SC Lawyer, Nov. 2004, #9. The Scrivener - Writing to get a legal J.O.B.

AuthorBy Scott Moise

South Carolina Lawyer


SC Lawyer, Nov. 2004, #9.

The Scrivener - Writing to get a legal J.O.B

South Carolina LawyerNovember 2004The Scrivener - Writing to get a legal "J.O.B."By Scott Moise"A lot of fellows nowadays have a B.A., M.D., or Ph.D. Unfortunately, they don't have a J.O.B."

- Fats Domino

Whether looking for your first associate's position or a lateral move, two pieces of writing will determine whether you will get your foot in the door: résumés and their cover letters. Writing also plays a key role following the interview in thank-you notes and correspondence after receiving an offer. Although education and experience are the ultimate keys to getting a job, poor writing skills can certainly hurt or ruin your chances.

  1. Start with research.

    All effective writing begins with understanding your audience. Each lawyer and firm has individual needs. Learn what those needs are and highlight how you can fulfill them. With information so easily accessible on the internet and in Martindale-Hubbell, applicants have no valid excuse for not knowing the basics of a firm. Such ignorance is readily apparent and suggests that the applicant is either lazy or has poor technology skills, neither of which will result in a job offer.

  2. Sell your skills.

    Be an advocate for yourself. After researching firms with whom you would like to work, tailor your cover letter to show how you can help them. For example, if a products liability team needs to hire a new lawyer, they will look for your prior products litigation experience. If you do not have experience in products liability, however, sell your general litigation skills that will help the firm, regardless of prior experience in that particular field.

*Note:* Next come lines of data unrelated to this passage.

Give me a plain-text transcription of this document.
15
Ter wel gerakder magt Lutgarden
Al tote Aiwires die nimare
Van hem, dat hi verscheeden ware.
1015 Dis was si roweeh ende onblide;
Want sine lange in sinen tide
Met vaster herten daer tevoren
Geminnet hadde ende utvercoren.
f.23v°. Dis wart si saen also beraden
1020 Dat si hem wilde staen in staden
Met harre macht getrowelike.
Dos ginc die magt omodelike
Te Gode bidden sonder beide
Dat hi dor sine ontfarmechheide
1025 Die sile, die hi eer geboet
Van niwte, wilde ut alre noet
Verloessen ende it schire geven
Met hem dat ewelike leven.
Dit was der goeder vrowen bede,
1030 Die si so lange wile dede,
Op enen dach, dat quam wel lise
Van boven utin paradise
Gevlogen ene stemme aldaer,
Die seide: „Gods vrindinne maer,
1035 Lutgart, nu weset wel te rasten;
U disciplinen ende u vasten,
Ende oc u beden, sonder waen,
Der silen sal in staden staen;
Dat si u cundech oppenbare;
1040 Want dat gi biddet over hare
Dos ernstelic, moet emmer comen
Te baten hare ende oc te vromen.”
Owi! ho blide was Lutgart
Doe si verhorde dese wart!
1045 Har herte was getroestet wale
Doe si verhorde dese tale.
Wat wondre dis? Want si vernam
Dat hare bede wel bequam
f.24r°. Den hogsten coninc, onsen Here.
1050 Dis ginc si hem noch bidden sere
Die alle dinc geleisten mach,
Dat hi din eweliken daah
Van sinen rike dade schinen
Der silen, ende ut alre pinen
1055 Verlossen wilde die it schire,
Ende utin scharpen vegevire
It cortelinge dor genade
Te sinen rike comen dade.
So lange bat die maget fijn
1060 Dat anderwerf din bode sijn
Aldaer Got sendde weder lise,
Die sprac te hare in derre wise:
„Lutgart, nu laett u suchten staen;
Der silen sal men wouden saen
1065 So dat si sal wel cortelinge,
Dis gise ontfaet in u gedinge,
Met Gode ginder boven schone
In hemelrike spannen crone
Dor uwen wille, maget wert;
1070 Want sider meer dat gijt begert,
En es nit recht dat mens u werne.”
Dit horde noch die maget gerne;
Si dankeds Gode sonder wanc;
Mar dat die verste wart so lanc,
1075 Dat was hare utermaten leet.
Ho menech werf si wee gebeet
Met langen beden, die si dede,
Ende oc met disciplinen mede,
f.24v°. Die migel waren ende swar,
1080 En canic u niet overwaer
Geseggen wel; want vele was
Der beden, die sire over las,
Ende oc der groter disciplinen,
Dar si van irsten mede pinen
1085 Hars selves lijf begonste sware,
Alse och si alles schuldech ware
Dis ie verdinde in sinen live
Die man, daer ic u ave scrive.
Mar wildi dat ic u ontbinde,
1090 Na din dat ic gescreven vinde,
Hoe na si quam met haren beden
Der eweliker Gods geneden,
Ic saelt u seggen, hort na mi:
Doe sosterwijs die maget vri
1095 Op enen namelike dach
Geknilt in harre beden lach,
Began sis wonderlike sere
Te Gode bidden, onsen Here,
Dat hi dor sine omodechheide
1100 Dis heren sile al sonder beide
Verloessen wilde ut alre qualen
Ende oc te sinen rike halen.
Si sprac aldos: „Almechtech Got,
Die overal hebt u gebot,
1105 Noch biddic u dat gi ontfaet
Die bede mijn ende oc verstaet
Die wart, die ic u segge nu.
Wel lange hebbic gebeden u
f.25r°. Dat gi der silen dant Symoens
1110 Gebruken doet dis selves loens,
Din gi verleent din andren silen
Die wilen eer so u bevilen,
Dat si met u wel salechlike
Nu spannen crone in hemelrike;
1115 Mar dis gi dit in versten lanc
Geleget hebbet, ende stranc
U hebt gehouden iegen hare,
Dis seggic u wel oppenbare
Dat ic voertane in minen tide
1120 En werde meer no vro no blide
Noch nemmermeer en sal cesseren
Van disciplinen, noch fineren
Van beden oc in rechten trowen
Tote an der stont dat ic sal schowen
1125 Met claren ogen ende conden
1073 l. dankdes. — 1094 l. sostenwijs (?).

    Show you are flexible. Many people lose job opportunities because they show interest only in one particular field. In the interview, you can determine if the law firm would support and encourage your efforts to start a new practice area within the firm, but first show them how you can fill a need they currently have.

    Legal résumés, in typical situations, should cover the following: heading (name, address, telephone, e-mail address), legal work experience, education, publications, and legal and community memberships. Under each heading, concisely set out your experience and accomplishments in easy-to-follow phrases and bullet points.